Book Review: Impossible Music by Sean Williams

For Simon, music is life. He’s the lead guitarist and vocalist in his band and life is looking good, until he wakes up and everything is eerily silent. When it’s evident that he can’t hear anything in his environment, not even his mother calling him, he begins to freak out. After a visit to the doctor confirms Simon’s suspicions, his whole world is turned upside down. He’s diagnosed with having suffered from a rare stroke that didn’t kill him but took his hearing. Simon is absolutely devastated. A million thoughts rage through his mind but the main question is what kind of musician can he be if he can’t hear anything?

Clarion Books

To be able to cope with his new disability, Simon is required to attend sign language classes and counselling. If it weren’t for the incredible girl in his sessions who goes by “G”, he wouldn’t begin to embrace deaf culture. Even though he doesn’t immediately start trying to learn sign language, he tries to cope in his own way by creating music regardless of the fact that he can’t hear any of it. While his band hasn’t excommunicated him, he still can’t imagine a world without music and begins to experiment ways in which he can make music without sound.
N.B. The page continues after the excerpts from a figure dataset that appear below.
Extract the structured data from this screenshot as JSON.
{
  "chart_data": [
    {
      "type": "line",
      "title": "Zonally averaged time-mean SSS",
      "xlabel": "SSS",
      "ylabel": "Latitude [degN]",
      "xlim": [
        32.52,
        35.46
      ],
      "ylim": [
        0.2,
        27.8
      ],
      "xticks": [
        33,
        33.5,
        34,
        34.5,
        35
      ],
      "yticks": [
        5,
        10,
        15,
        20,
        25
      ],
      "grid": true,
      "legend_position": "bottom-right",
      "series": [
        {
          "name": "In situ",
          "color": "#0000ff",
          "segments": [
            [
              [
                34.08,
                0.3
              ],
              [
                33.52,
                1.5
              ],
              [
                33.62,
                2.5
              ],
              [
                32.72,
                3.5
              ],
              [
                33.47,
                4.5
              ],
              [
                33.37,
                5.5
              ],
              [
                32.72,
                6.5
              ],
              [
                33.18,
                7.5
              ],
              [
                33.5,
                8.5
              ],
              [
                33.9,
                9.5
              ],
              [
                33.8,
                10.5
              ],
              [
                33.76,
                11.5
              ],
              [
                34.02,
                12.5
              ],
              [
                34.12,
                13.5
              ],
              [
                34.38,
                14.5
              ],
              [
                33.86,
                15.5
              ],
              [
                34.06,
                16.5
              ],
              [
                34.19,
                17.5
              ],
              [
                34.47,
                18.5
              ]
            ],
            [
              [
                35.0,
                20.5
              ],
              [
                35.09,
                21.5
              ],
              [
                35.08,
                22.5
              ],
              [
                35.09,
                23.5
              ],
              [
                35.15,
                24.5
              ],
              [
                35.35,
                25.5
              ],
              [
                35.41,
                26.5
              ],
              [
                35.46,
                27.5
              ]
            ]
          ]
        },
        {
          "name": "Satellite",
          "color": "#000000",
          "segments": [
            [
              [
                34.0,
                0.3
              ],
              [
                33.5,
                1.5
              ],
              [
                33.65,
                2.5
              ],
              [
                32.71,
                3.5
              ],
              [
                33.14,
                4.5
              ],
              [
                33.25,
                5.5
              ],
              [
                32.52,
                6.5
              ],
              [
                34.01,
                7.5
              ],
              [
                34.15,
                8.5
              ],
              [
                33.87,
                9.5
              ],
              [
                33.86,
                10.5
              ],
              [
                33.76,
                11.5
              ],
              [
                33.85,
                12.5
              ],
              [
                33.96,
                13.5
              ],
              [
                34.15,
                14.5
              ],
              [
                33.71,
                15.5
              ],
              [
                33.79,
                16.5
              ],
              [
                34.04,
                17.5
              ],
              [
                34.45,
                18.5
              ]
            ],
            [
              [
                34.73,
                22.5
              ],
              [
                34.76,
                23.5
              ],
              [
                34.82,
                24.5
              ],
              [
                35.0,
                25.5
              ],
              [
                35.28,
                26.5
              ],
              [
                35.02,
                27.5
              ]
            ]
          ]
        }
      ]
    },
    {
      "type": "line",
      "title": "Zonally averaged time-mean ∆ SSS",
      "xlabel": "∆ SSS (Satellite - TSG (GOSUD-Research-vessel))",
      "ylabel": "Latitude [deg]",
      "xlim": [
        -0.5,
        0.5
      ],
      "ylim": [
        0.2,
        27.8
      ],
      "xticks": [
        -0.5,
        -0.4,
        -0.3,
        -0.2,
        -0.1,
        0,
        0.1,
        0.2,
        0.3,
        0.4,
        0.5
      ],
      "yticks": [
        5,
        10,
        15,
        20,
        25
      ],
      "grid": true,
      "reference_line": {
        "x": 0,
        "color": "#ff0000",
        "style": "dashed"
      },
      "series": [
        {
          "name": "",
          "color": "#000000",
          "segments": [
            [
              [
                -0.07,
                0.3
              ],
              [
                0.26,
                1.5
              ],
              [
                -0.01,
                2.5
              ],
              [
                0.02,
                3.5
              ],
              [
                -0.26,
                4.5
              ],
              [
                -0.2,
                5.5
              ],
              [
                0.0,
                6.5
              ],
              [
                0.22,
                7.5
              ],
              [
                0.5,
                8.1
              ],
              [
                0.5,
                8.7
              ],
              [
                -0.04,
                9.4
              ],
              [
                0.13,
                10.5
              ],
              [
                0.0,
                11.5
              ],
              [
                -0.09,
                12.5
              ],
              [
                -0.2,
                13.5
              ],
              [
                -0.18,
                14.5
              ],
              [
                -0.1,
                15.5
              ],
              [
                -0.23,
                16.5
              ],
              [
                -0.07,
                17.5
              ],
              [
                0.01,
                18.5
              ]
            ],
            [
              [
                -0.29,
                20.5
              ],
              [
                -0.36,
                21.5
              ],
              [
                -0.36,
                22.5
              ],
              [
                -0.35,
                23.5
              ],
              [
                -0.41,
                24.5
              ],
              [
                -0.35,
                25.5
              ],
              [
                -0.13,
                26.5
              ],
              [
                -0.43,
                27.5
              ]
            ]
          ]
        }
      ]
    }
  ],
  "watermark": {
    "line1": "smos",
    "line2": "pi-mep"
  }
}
I wanted to love this novel. I really wanted to but I couldn’t stand the fact that Simon’s obsession with creating this soundless music became the focus of this novel. He’s been in contact with a university professor and proposes the idea of it but this novel sadly falls short of my expectations. After the book gives the necessary backstory and interjects small scenes of his blooming relationship with G, it feels as if it veered away from the actual storyline and got caught in a loop of Simon’s desperation. I chose to read this novel because I thought it was going to be a book about youth overcoming obstacles and not about the protagonist being in a constant state of denial. Still, I enjoyed the parts where different people in his life like his mother or sister attempted to use sign language to talk to Simon or to encourage him.

If you’re looking for a dark book to add variety to your “To Be Read” list, Impossible Music by Sean Williams is definitely worth the time if you can tolerate reading through pages upon pages of teenage angst coupled with the feeling of hopelessness.